Why We Love Crushes & Let's Count the Ways

My first crush was a guy named Jeff who was going out with my camp counselor Sue toward the end of the summer. My friends and I scoped them out on an overnight and decided they were “in love.” I was not alone in my crush and in fact, having friends who were into the same guy made it easier, because we validated each other.

We also liked a guy named Jimmy who didn’t treat the ladies very nicely, but was fun anyway. He seemed to attract young women who liked to live a little more dangerously, and then drop them when someone else who was interesting came along.

Watching this happen was fascinating because it had the potential for so many life lessons. I was trying, fast and furiously, to learn all of them.

My next crush was in collaboration with at least three girlfriends and happened over the course of the next two summers.
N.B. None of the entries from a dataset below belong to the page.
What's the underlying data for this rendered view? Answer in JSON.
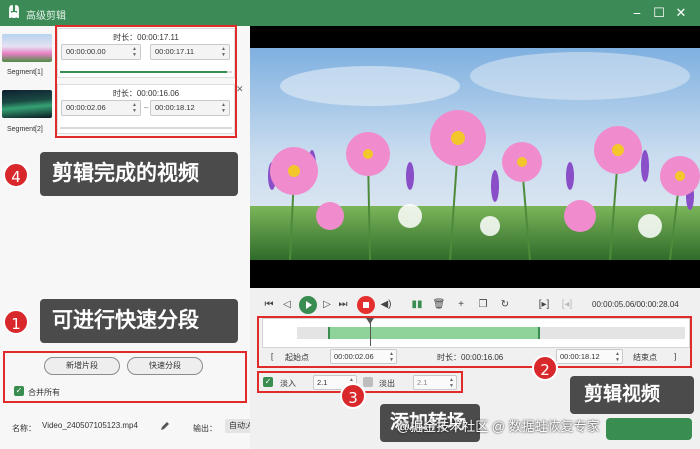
{
  "window": {
    "title": "高级剪辑",
    "minimize": "⎯",
    "maximize": "☐",
    "close": "✕"
  },
  "segments": [
    {
      "label": "Segment[1]",
      "duration": "时长：00:00:17.11",
      "start": "00:00:00.00",
      "end": "00:00:17.11",
      "progress": 0.97
    },
    {
      "label": "Segment[2]",
      "duration": "时长：00:00:16.06",
      "start": "00:00:02.06",
      "end": "00:00:18.12",
      "progress": 0.0
    }
  ],
  "segment_close": "✕",
  "callouts": [
    {
      "num": "4",
      "text": "剪辑完成的视频"
    },
    {
      "num": "1",
      "text": "可进行快速分段"
    },
    {
      "num": "3",
      "text": "添加转场"
    },
    {
      "num": "2",
      "text": "剪辑视频"
    }
  ],
  "buttons": {
    "new_segment": "新增片段",
    "quick_split": "快速分段",
    "merge_all": "合并所有"
  },
  "file": {
    "name_label": "名称：",
    "name_value": "Video_240507105123.mp4",
    "output_label": "输出：",
    "output_value": "自动;Auto"
  },
  "player": {
    "time": "00:00:05.06/00:00:28.04"
  },
  "timeline": {
    "start_label": "起始点",
    "start_value": "00:00:02.06",
    "duration": "时长：00:00:16.06",
    "end_value": "00:00:18.12",
    "end_label": "结束点",
    "sel_start": 0.08,
    "sel_end": 0.626,
    "playhead": 0.19
  },
  "fade": {
    "in_label": "淡入",
    "in_value": "2.1",
    "out_label": "淡出",
    "out_value": "2.1",
    "in_checked": true,
    "out_checked": false
  },
  "watermark": "@掘金技术社区 @ 数据蛙恢复专家",
  "colors": {
    "accent": "#3a8d50",
    "title_bar": "#3c8b57",
    "highlight": "#e12b2b",
    "callout_bg": "#4b4b4b"
  }
}
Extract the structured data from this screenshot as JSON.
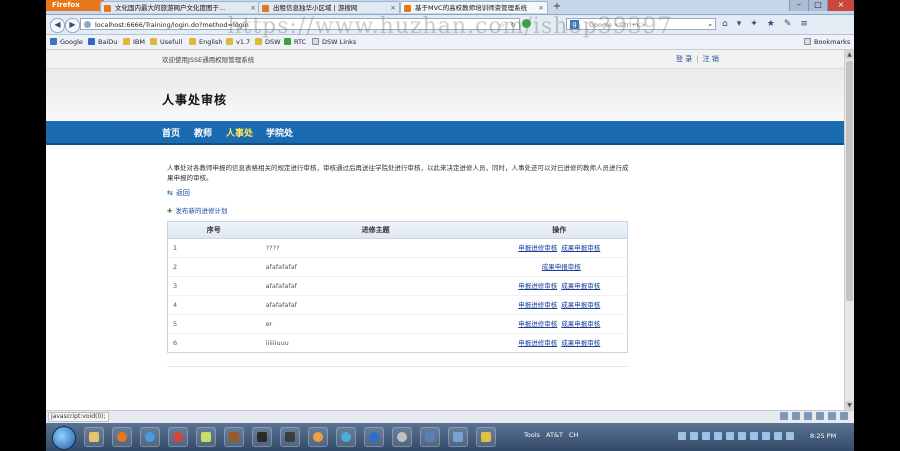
{
  "browser": {
    "app_button": "Firefox",
    "tabs": [
      {
        "label": "文化国内最大的旅游网户文化度图于..."
      },
      {
        "label": "出租信息独华小区域 | 游搜网"
      },
      {
        "label": "基于MVC的高校教师培训师资管理系统"
      }
    ],
    "url": "localhost:6666/Training/login.do?method=login",
    "search_placeholder": "Google <Ctrl+K>",
    "bookmarks": [
      "Google",
      "BaiDu",
      "IBM",
      "Usefull",
      "English",
      "v1.7",
      "DSW",
      "RTC",
      "DSW Links"
    ],
    "bookmarks_label": "Bookmarks"
  },
  "watermark": "https://www.huzhan.com/ishop39397",
  "page": {
    "welcome": "欢迎使用JSSE通用权限管理系统",
    "login": "登 录",
    "logout": "注 销",
    "title": "人事处审核",
    "nav": [
      {
        "label": "首页",
        "active": false
      },
      {
        "label": "教师",
        "active": false
      },
      {
        "label": "人事处",
        "active": true
      },
      {
        "label": "学院处",
        "active": false
      }
    ],
    "description": "人事处对各教师申报的信息表格相关的规定进行审核，审核通过后再送往学院处进行审核，以此来决定进修人员，同时，人事处还可以对已进修的教师人员进行成果申报的审核。",
    "back": "返回",
    "plan_link": "发布新的进修计划",
    "table": {
      "headers": [
        "序号",
        "进修主题",
        "操作"
      ],
      "rows": [
        {
          "index": "1",
          "topic": "????",
          "actions": [
            "申报进修审核",
            "成果申报审核"
          ]
        },
        {
          "index": "2",
          "topic": "afafafafaf",
          "actions": [
            "",
            "成果申报审核"
          ]
        },
        {
          "index": "3",
          "topic": "afafafafaf",
          "actions": [
            "申报进修审核",
            "成果申报审核"
          ]
        },
        {
          "index": "4",
          "topic": "afafafafaf",
          "actions": [
            "申报进修审核",
            "成果申报审核"
          ]
        },
        {
          "index": "5",
          "topic": "er",
          "actions": [
            "申报进修审核",
            "成果申报审核"
          ]
        },
        {
          "index": "6",
          "topic": "iiiiiiuuu",
          "actions": [
            "申报进修审核",
            "成果申报审核"
          ]
        }
      ]
    }
  },
  "status": "javascript:void(0);",
  "taskbar": {
    "tools": "Tools",
    "network": "AT&T",
    "ime": "CH",
    "time": "8:25 PM"
  }
}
Our counselor Carol was beautiful and flirtatious and of course attracted a ton of wanna-be guys. She seemed most interested in a tall, not-so-good looking guy named Chuck and at first, I couldn’t understand why.

When I asked her what she saw in Chuck, Carol said she liked his humor and the way he saw things. When we got to know him a bit better, my friends and I agreed she was right. After a while, he started to grow on us too and before the summer was over, we all had crushes on him.
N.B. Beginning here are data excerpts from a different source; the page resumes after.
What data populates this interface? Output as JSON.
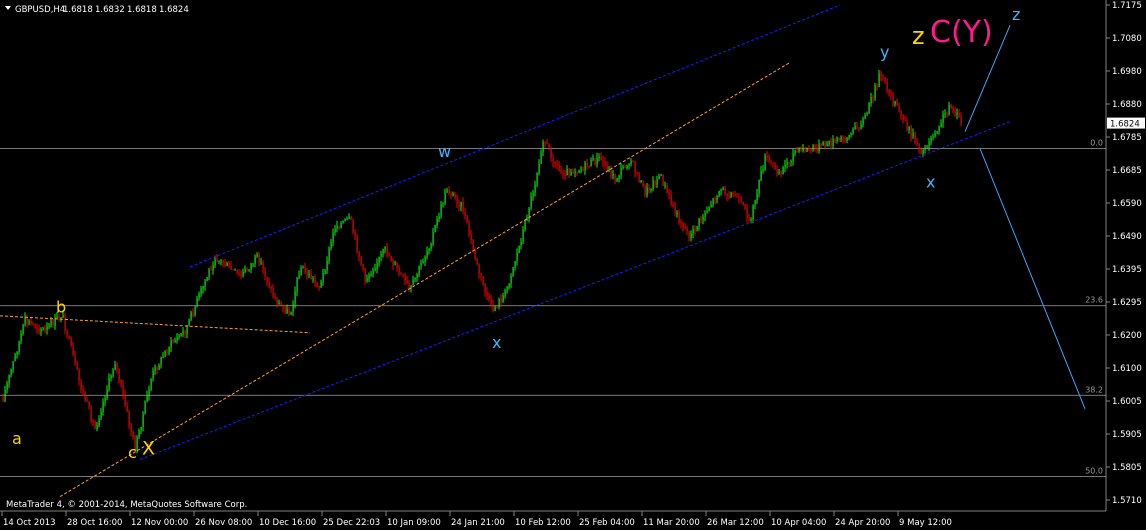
{
  "header": {
    "symbol": "GBPUSD,H4",
    "open": "1.6818",
    "high": "1.6832",
    "low": "1.6818",
    "close": "1.6824"
  },
  "footer": {
    "copyright": "MetaTrader 4, © 2001-2014, MetaQuotes Software Corp."
  },
  "current_price": "1.6824",
  "colors": {
    "background": "#000000",
    "bull_candle": "#00ff00",
    "bear_candle": "#ff0000",
    "channel": "#1a1aff",
    "fib": "#a0a0a0",
    "fan": "#ff9d2e",
    "projection": "#3aa6ff",
    "wave_yellow": "#ffd400",
    "wave_cyan": "#3cb6ff",
    "wave_magenta": "#ff1a8c"
  },
  "chart_data": {
    "type": "candlestick",
    "title": "GBPUSD,H4",
    "ylim": [
      1.571,
      1.7175
    ],
    "y_ticks": [
      "1.7175",
      "1.7080",
      "1.6980",
      "1.6880",
      "1.6785",
      "1.6685",
      "1.6590",
      "1.6490",
      "1.6395",
      "1.6295",
      "1.6200",
      "1.6100",
      "1.6005",
      "1.5905",
      "1.5805",
      "1.5710"
    ],
    "x_ticks": [
      "14 Oct 2013",
      "28 Oct 16:00",
      "12 Nov 00:00",
      "26 Nov 08:00",
      "10 Dec 16:00",
      "25 Dec 22:03",
      "10 Jan 09:00",
      "24 Jan 21:00",
      "10 Feb 12:00",
      "25 Feb 04:00",
      "11 Mar 20:00",
      "26 Mar 12:00",
      "10 Apr 04:00",
      "24 Apr 20:00",
      "9 May 12:00"
    ],
    "fib_levels": [
      {
        "label": "0.0",
        "price": 1.675
      },
      {
        "label": "23.6",
        "price": 1.6285
      },
      {
        "label": "38.2",
        "price": 1.602
      },
      {
        "label": "50.0",
        "price": 1.578
      }
    ],
    "price_path": [
      {
        "x": 0,
        "y": 1.598
      },
      {
        "x": 25,
        "y": 1.624
      },
      {
        "x": 45,
        "y": 1.621
      },
      {
        "x": 62,
        "y": 1.626
      },
      {
        "x": 80,
        "y": 1.605
      },
      {
        "x": 95,
        "y": 1.592
      },
      {
        "x": 115,
        "y": 1.612
      },
      {
        "x": 135,
        "y": 1.586
      },
      {
        "x": 152,
        "y": 1.608
      },
      {
        "x": 170,
        "y": 1.617
      },
      {
        "x": 185,
        "y": 1.621
      },
      {
        "x": 200,
        "y": 1.632
      },
      {
        "x": 215,
        "y": 1.643
      },
      {
        "x": 240,
        "y": 1.637
      },
      {
        "x": 258,
        "y": 1.643
      },
      {
        "x": 275,
        "y": 1.63
      },
      {
        "x": 290,
        "y": 1.626
      },
      {
        "x": 300,
        "y": 1.64
      },
      {
        "x": 320,
        "y": 1.634
      },
      {
        "x": 335,
        "y": 1.652
      },
      {
        "x": 350,
        "y": 1.654
      },
      {
        "x": 365,
        "y": 1.636
      },
      {
        "x": 385,
        "y": 1.645
      },
      {
        "x": 410,
        "y": 1.633
      },
      {
        "x": 430,
        "y": 1.647
      },
      {
        "x": 447,
        "y": 1.663
      },
      {
        "x": 462,
        "y": 1.658
      },
      {
        "x": 478,
        "y": 1.639
      },
      {
        "x": 492,
        "y": 1.627
      },
      {
        "x": 505,
        "y": 1.632
      },
      {
        "x": 520,
        "y": 1.647
      },
      {
        "x": 535,
        "y": 1.665
      },
      {
        "x": 543,
        "y": 1.678
      },
      {
        "x": 560,
        "y": 1.668
      },
      {
        "x": 580,
        "y": 1.669
      },
      {
        "x": 600,
        "y": 1.672
      },
      {
        "x": 615,
        "y": 1.666
      },
      {
        "x": 630,
        "y": 1.672
      },
      {
        "x": 645,
        "y": 1.662
      },
      {
        "x": 660,
        "y": 1.667
      },
      {
        "x": 675,
        "y": 1.656
      },
      {
        "x": 690,
        "y": 1.649
      },
      {
        "x": 705,
        "y": 1.656
      },
      {
        "x": 720,
        "y": 1.663
      },
      {
        "x": 735,
        "y": 1.661
      },
      {
        "x": 750,
        "y": 1.654
      },
      {
        "x": 765,
        "y": 1.672
      },
      {
        "x": 780,
        "y": 1.668
      },
      {
        "x": 795,
        "y": 1.674
      },
      {
        "x": 815,
        "y": 1.675
      },
      {
        "x": 835,
        "y": 1.677
      },
      {
        "x": 850,
        "y": 1.679
      },
      {
        "x": 865,
        "y": 1.684
      },
      {
        "x": 880,
        "y": 1.697
      },
      {
        "x": 895,
        "y": 1.688
      },
      {
        "x": 910,
        "y": 1.68
      },
      {
        "x": 922,
        "y": 1.674
      },
      {
        "x": 935,
        "y": 1.68
      },
      {
        "x": 950,
        "y": 1.688
      },
      {
        "x": 962,
        "y": 1.682
      }
    ],
    "channels": [
      {
        "name": "channel-upper",
        "color": "#1a1aff",
        "dash": true,
        "from": {
          "x": 190,
          "y": 1.64
        },
        "to": {
          "x": 840,
          "y": 1.7175
        }
      },
      {
        "name": "channel-lower",
        "color": "#1a1aff",
        "dash": true,
        "from": {
          "x": 140,
          "y": 1.583
        },
        "to": {
          "x": 1010,
          "y": 1.683
        }
      },
      {
        "name": "fan-line-1",
        "color": "#ff9d2e",
        "dash": true,
        "from": {
          "x": 60,
          "y": 1.572
        },
        "to": {
          "x": 790,
          "y": 1.7005
        }
      },
      {
        "name": "fan-line-2",
        "color": "#ff9d2e",
        "dash": true,
        "from": {
          "x": 0,
          "y": 1.6255
        },
        "to": {
          "x": 310,
          "y": 1.6205
        }
      }
    ],
    "projections": [
      {
        "name": "projection-up",
        "from": {
          "x": 965,
          "y": 1.68
        },
        "to": {
          "x": 1010,
          "y": 1.7115
        }
      },
      {
        "name": "projection-down",
        "from": {
          "x": 980,
          "y": 1.675
        },
        "to": {
          "x": 1085,
          "y": 1.598
        }
      }
    ],
    "wave_labels": [
      {
        "text": "a",
        "color": "#ffd400",
        "x": 12,
        "y": 1.5875
      },
      {
        "text": "b",
        "color": "#ffd400",
        "x": 56,
        "y": 1.6265
      },
      {
        "text": "c",
        "color": "#ffd400",
        "x": 128,
        "y": 1.5835
      },
      {
        "text": "X",
        "color": "#ffd400",
        "x": 142,
        "y": 1.5845
      },
      {
        "text": "w",
        "color": "#3cb6ff",
        "x": 438,
        "y": 1.6725
      },
      {
        "text": "x",
        "color": "#3cb6ff",
        "x": 492,
        "y": 1.616
      },
      {
        "text": "y",
        "color": "#3cb6ff",
        "x": 880,
        "y": 1.702
      },
      {
        "text": "x",
        "color": "#3cb6ff",
        "x": 926,
        "y": 1.6635
      },
      {
        "text": "z",
        "color": "#ffd400",
        "x": 912,
        "y": 1.706
      },
      {
        "text": "C(Y)",
        "color": "#ff1a8c",
        "x": 930,
        "y": 1.7065
      },
      {
        "text": "z",
        "color": "#3cb6ff",
        "x": 1012,
        "y": 1.713
      }
    ]
  }
}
I still remember Carol’s guy because in many ways he became the prototype for what I was looking for. I think crushes can do that for us, letting us know in quiet and not-so-quiet ways the kind of person we want and don’t want. If the crush is a real, live person, he or she allows us to figure out what to say and do when there’s someone we meet that interests us.

My favorite thing about crushes is there's usually no possibility of any real romance, so you get to try out your flirtations without consequences. For tweens, in my view, nothing could be healthier.

If you’re a parent, you are rarely going to hear about a crush (nor should you), because it’s part of how our tweens are shaping their identities and who wants to discuss that with mom and dad? I think the closest a parent is going to come to knowing about a crush would be a celebrity poster on your tween’s wall—but that, at least, may give you an idea of where he or she is going.

In The Beat on Ruby's Street, my character Ruby has a crush on Jack Kerouac. I think that tells us a lot about who she is and what she wants out of life, and tells it more clearly than if she were to talk only about herself. It is, in fact, the start and the end of Ruby's storybut not the whole story.

If you do find out about a crush, I wouldn't tell anyone, including your tween. If it sheds some light on his/her romantic inclinations, that’s a lucky break, but no one needs to know about it unless your tween wants to share. I guess I think of crushes as the first steps we take toward autonomy--and they're bound to be wobbly.

I also think crushes rarely tell us something about our tween without telling us about ourselves, too. And that's what makes them interesting.